別居を始めたのに、生活費としての婚姻費用がもらえていないと、とても不安になりますし、離婚の話し合いも進めづらいものです。この記事では、「離婚を考えて別居しているが婚姻費用がもらえていない」という方に向けて、状況整理から具体的な請求方法まで、5つのステップで分かりやすく解説します。
婚姻費用とは何か、自分がどのくらいもらえる可能性があるのかを知ることが出発点になります。
離婚前で婚姻関係が続いているあいだ、別居中であっても、収入の多い側が生活費として婚姻費用を支払うのが一般的です。まずは「離婚を前提に別居しているのに婚姻費用がもらえていない」状態なのか、「一部はもらっているが足りない」のか、自分の状況を整理しましょう。自分と相手の収入、子どもの人数や年齢、別居を始めた時期などをメモにまとめておくと、後の婚姻費用の話し合いや相談がスムーズになります。インターネット上の婚姻費用の簡易計算ツールなどを参考に、おおよその目安額を把握しておくことも役に立ちます。
婚姻費用を請求するには、感情ではなく客観的な数字と証拠をそろえることが大切です。
婚姻費用がもらえていない状況を改善するには、自分と相手の収入状況が分かる資料が重要になります。自分の分については、源泉徴収票、給与明細、確定申告書、パートやアルバイトの明細などを集めておきましょう。相手の収入が分かる資料が手元にあれば、それもコピーして保管しておきます。また、家賃、光熱費、子どもの学費や保育料など、毎月の支出も一覧にしておくと、婚姻費用が足りていない現状を具体的に説明しやすくなります。こうした証拠は、後で離婚や婚姻費用の調停を申し立てるときにも役立つ大切な資料になります。
まずは冷静に、婚姻費用を支払ってほしいという意思を文章で伝えることが望ましいです。
いきなり裁判所に行く前に、相手に対して「別居中の生活費として婚姻費用を支払ってほしい」という意思を、できれば書面やメールなど記録が残る形で伝えましょう。電話や口頭だけだと、後から「そんな話は聞いていない」と言われてしまうおそれがあります。文章では、別居を開始した日、現在婚姻費用がもらえていないこと、子どもがいる場合は養育にかかる費用の負担が重いことなどを、感情的になりすぎずに説明します。そのうえで、いつからいくらくらいの婚姻費用を支払ってほしいのか、自分の希望も簡潔に書いておくと話し合いの土台になりやすいです。

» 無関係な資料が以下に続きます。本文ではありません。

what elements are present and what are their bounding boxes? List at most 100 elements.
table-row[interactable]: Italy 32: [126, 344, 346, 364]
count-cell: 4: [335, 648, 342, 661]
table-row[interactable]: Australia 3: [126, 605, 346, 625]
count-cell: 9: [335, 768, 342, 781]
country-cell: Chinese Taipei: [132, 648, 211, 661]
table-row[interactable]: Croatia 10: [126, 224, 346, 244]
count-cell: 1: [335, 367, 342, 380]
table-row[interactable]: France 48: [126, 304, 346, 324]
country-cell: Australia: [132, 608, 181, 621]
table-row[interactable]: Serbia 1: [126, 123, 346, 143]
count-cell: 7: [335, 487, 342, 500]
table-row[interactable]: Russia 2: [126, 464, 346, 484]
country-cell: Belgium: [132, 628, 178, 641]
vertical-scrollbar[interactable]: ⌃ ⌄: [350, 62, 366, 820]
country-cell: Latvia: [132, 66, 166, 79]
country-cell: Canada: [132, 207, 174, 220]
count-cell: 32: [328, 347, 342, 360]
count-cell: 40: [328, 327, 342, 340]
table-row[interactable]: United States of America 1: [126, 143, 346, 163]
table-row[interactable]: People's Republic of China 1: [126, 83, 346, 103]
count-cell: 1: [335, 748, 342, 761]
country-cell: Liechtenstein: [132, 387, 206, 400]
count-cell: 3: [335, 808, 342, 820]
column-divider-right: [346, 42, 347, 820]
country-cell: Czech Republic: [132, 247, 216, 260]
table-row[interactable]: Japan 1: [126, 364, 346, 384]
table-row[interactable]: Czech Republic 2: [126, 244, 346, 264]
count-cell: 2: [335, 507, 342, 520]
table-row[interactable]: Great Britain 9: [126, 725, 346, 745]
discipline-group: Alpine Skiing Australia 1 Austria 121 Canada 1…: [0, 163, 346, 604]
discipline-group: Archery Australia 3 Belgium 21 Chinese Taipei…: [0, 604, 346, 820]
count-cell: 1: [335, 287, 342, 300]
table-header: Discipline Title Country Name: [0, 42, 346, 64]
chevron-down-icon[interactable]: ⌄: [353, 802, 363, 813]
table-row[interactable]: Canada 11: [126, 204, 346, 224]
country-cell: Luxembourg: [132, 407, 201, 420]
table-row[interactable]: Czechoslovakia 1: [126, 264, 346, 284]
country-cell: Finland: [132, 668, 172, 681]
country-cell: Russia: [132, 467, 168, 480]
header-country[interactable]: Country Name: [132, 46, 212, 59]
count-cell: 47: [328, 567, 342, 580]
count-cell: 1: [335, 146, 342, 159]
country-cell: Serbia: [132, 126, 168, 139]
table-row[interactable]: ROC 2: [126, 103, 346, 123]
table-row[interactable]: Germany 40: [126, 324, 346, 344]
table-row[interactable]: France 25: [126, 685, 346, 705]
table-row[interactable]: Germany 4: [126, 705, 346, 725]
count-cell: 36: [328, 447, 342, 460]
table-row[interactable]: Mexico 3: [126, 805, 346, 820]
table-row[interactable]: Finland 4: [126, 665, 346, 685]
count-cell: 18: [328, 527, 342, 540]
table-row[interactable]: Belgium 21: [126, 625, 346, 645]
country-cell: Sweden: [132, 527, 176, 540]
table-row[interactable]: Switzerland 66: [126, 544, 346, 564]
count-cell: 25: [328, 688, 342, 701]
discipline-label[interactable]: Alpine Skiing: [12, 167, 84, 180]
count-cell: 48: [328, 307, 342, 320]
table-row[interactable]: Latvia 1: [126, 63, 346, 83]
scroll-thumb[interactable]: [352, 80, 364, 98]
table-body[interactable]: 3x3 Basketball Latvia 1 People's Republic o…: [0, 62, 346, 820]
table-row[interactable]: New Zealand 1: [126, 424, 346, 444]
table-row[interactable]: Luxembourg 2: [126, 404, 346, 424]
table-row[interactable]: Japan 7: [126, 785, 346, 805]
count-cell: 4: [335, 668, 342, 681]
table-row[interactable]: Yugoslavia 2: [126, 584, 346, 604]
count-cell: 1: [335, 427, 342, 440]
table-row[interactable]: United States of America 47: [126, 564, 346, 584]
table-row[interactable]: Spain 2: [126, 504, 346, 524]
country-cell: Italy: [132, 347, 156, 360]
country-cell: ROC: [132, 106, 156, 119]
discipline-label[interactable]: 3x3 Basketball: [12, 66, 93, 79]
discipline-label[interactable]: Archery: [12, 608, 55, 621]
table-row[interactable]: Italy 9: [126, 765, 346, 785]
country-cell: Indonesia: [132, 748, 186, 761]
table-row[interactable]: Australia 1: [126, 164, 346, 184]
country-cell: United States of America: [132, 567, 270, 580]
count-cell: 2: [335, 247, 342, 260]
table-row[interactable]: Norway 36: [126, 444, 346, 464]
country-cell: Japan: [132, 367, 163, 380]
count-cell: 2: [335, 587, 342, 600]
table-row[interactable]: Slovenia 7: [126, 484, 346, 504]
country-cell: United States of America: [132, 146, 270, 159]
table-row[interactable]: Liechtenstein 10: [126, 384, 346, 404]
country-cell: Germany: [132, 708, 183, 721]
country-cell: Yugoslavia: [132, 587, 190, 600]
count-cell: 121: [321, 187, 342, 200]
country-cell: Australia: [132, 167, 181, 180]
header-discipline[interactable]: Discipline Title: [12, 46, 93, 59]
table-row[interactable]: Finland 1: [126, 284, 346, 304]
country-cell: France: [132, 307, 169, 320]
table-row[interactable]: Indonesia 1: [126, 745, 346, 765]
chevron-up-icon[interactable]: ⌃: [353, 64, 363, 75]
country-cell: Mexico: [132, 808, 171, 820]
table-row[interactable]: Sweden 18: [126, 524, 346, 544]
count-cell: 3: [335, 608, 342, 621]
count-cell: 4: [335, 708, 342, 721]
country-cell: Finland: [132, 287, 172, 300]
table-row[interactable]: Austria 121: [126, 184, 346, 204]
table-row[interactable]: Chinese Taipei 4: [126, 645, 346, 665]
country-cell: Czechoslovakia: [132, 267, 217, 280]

婚姻費用がもらえていない状態が続く場合は、家庭裁判所の調停手続を利用する方法があります。
相手が婚姻費用の支払いに応じない、話し合いがこじれてしまった、といった場合には、家庭裁判所に「婚姻費用分担請求調停」を申し立てることが考えられます。調停では、裁判所の調停委員が間に入り、収入や生活状況をもとに、婚姻費用の金額や支払い方法について話し合いを進めてくれます。申し立てには、収入を示す資料や住民票などが必要になるため、前のステップで集めた証拠がそのまま役に立ちます。離婚そのものの話し合いと並行して婚姻費用を決めることも多いので、「離婚」と「婚姻費用がもらえていない問題」を切り離さずに、全体の見通しを意識しておくとよいでしょう。
婚姻費用だけでなく、離婚後の生活全体を見据えて専門家に相談することが大切です。
婚姻費用がもらえていないと、目の前の生活で精一杯になりがちですが、同時に今後の離婚の進め方や離婚後の生活設計も考えておく必要があります。法律の専門家に相談すれば、自分の収入や子どもの状況を踏まえて、婚姻費用の適切な金額の目安や、調停・審判になった場合の見通しなどを具体的に教えてもらえることがあります。また、養育費や財産分与など、離婚に伴う他の問題とのバランスも含めてアドバイスを受けることで、感情に流されずに判断しやすくなります。一人で抱え込まず、早めに相談窓口や専門家を頼ることが、長い目で見て自分と子どもの生活を守ることにつながります。